Neuro-Symbolic Forward Reasoning
This addresses the challenge of enabling AI systems to perform logical reasoning from raw inputs, which is incremental as it builds on existing neuro-symbolic AI methods.
The paper tackles the problem of integrating reasoning with deep learning by proposing the Neuro-Symbolic Forward Reasoner (NSFR), which combines differentiable forward-chaining using first-order logic with object-centric learning, and demonstrates its effectiveness on object-centric reasoning datasets like 2D Kandinsky patterns and 3D CLEVR-Hans.
Reasoning is an essential part of human intelligence and thus has been a long-standing goal in artificial intelligence research.
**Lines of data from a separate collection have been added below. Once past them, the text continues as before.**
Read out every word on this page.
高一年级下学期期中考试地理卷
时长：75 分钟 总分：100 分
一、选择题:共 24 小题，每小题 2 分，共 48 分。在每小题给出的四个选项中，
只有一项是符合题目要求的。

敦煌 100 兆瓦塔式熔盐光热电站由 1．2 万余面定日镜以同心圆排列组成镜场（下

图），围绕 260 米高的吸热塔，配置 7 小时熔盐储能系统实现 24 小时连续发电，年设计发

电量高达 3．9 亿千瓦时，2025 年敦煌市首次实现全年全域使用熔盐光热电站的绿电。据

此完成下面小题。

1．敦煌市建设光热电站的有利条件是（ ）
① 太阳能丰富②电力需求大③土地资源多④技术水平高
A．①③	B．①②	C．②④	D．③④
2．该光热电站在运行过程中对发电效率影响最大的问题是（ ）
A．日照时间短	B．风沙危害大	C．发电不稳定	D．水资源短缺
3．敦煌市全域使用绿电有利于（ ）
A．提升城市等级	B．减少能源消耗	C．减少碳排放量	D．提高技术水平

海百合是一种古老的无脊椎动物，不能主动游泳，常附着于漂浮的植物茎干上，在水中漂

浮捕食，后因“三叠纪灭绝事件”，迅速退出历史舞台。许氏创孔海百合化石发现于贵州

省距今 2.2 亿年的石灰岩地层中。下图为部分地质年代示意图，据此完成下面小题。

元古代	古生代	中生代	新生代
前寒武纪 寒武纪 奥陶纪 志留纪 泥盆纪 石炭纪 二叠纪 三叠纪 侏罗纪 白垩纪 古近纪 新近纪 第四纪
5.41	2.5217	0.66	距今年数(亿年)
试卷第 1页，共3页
With the recent success of deep learning, incorporating reasoning with deep learning systems, i.e., neuro-symbolic AI has become a major field of interest. We propose the Neuro-Symbolic Forward Reasoner (NSFR), a new approach for reasoning tasks taking advantage of differentiable forward-chaining using first-order logic. The key idea is to combine differentiable forward-chaining reasoning with object-centric (deep) learning. Differentiable forward-chaining reasoning computes logical entailments smoothly, i.e., it deduces new facts from given facts and rules in a differentiable manner. The object-centric learning approach factorizes raw inputs into representations in terms of objects. Thus, it allows us to provide a consistent framework to perform the forward-chaining inference from raw inputs. NSFR factorizes the raw inputs into the object-centric representations, converts them into probabilistic ground atoms, and finally performs differentiable forward-chaining inference using weighted rules for inference. Our comprehensive experimental evaluations on object-centric reasoning data sets, 2D Kandinsky patterns and 3D CLEVR-Hans, and a variety of tasks show the effectiveness and advantage of our approach.